ALEXANDRIA, Va.—After a long summer of debate and negotiations in the Senate, as well as political wrangling in the House Democrat Caucus this fall, the House of Representatives finally passed H.R.3684, the Infrastructure Investment and Jobs Act, by a bipartisan vote of 228-206. Thirteen Republicans voted for the bill, and six Democrats voted against the bill.
The $1.2 trillion infrastructure bill includes $550 billion in new spending for roads, bridges, water infrastructure, freight rail, transit systems, the electric grid and broadband. NACS supports this bill and urged House members of Congress to support the bill in a letter sent by NACS, NATSO and SIGMA earlier this fall.
In addition, an alternative fuels corridor grant program was included in the bill, along with language and programs to facilitate better coordination with key stakeholders and the states. NACS, with NATSO and SIGMA, had worked with senators to ensure that convenience and fuel retailers would be part of that coordination effort and be eligible for the grant program and that the program would be structured to encourage private sector investment and a competitive market for EV charging. In addition, the groups worked to keep in place the ban on rest area commercialization and prevent an exception for EV chargers at rest areas.
“Public policy must ensure the private sector can invest in climate solutions in order to make progress,” said NACS President and CEO Henry O. Armour in a joint industry press release. “The Infrastructure Investment and Jobs Act does that and will help our industry reduce greenhouse gas emission in transportation and offer consumers alternative cleaner fueling choices. We appreciate the work of the Administration and Congress to get that accomplished.”
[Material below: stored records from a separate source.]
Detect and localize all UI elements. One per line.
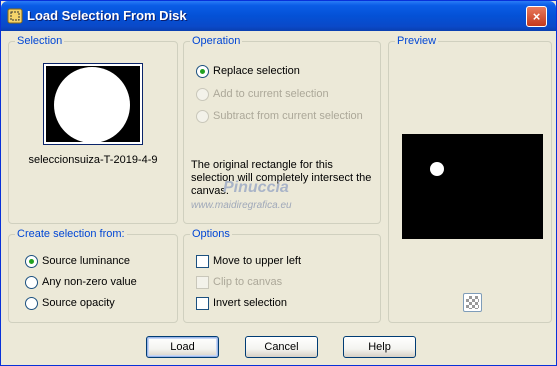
radio-button[interactable]: [25, 297, 38, 310]
preview-canvas: [402, 134, 543, 239]
cancel-button[interactable]: Cancel: [245, 336, 318, 358]
checkbox[interactable]: [196, 297, 209, 310]
watermark-name: Pinuccia: [223, 179, 289, 196]
checkbox-label: Move to upper left: [213, 255, 302, 267]
radio-label: Source luminance: [42, 255, 131, 267]
checkbox-label: Invert selection: [213, 297, 287, 309]
checkerboard-icon: [466, 296, 479, 309]
selection-legend: Selection: [17, 35, 63, 47]
thumbnail-image: [46, 66, 140, 142]
selection-thumbnail[interactable]: [43, 63, 143, 145]
radio-label: Subtract from current selection: [213, 110, 363, 122]
selection-filename: seleccionsuiza-T-2019-4-9: [28, 154, 158, 166]
watermark-url: www.maidiregrafica.eu: [191, 200, 292, 211]
radio-selected-dot: [200, 69, 205, 74]
radio-label: Any non-zero value: [42, 276, 137, 288]
app-icon: [7, 8, 23, 24]
radio-label: Add to current selection: [213, 88, 329, 100]
radio-button: [196, 88, 209, 101]
checkbox[interactable]: [196, 255, 209, 268]
window-title: Load Selection From Disk: [27, 8, 187, 23]
checkbox-label: Clip to canvas: [213, 276, 283, 288]
checkbox: [196, 276, 209, 289]
operation-legend: Operation: [192, 35, 241, 47]
preview-legend: Preview: [397, 35, 437, 47]
radio-label: Replace selection: [213, 65, 300, 77]
radio-button[interactable]: [25, 255, 38, 268]
close-button[interactable]: ×: [526, 6, 547, 27]
load-button[interactable]: Load: [146, 336, 219, 358]
dialog-window: Load Selection From Disk × Selection sel…: [0, 0, 557, 366]
options-legend: Options: [192, 228, 230, 240]
radio-button[interactable]: [25, 276, 38, 289]
radio-label: Source opacity: [42, 297, 115, 309]
radio-selected-dot: [29, 259, 34, 264]
thumbnail-circle: [54, 67, 130, 142]
close-icon: ×: [532, 9, 541, 24]
preview-selection-shape: [430, 162, 444, 176]
create-from-legend: Create selection from:: [17, 228, 125, 240]
title-bar[interactable]: Load Selection From Disk ×: [1, 1, 556, 31]
radio-button: [196, 110, 209, 123]
help-button[interactable]: Help: [343, 336, 416, 358]
radio-button[interactable]: [196, 65, 209, 78]
preview-background-toggle[interactable]: [463, 293, 482, 312]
In September, the progressive wing of the Democrat party had held up the vote on the Senate bipartisan infrastructure bill, tying a vote on this bill to a vote on the Build Back Better reconciliation package despite a commitment by House Speaker Nancy Pelosi to hold a vote by September 30. Two highway funding extensions passed before finally clearing the Infrastructure Investment and Job Act. However, late Friday evening, progressives and moderates in the House Democrat Caucus came to an agreement to move forward on a vote on the bipartisan infrastructure bill with a commitment to vote on the tax and spending reconciliation package no later than the week of November 15.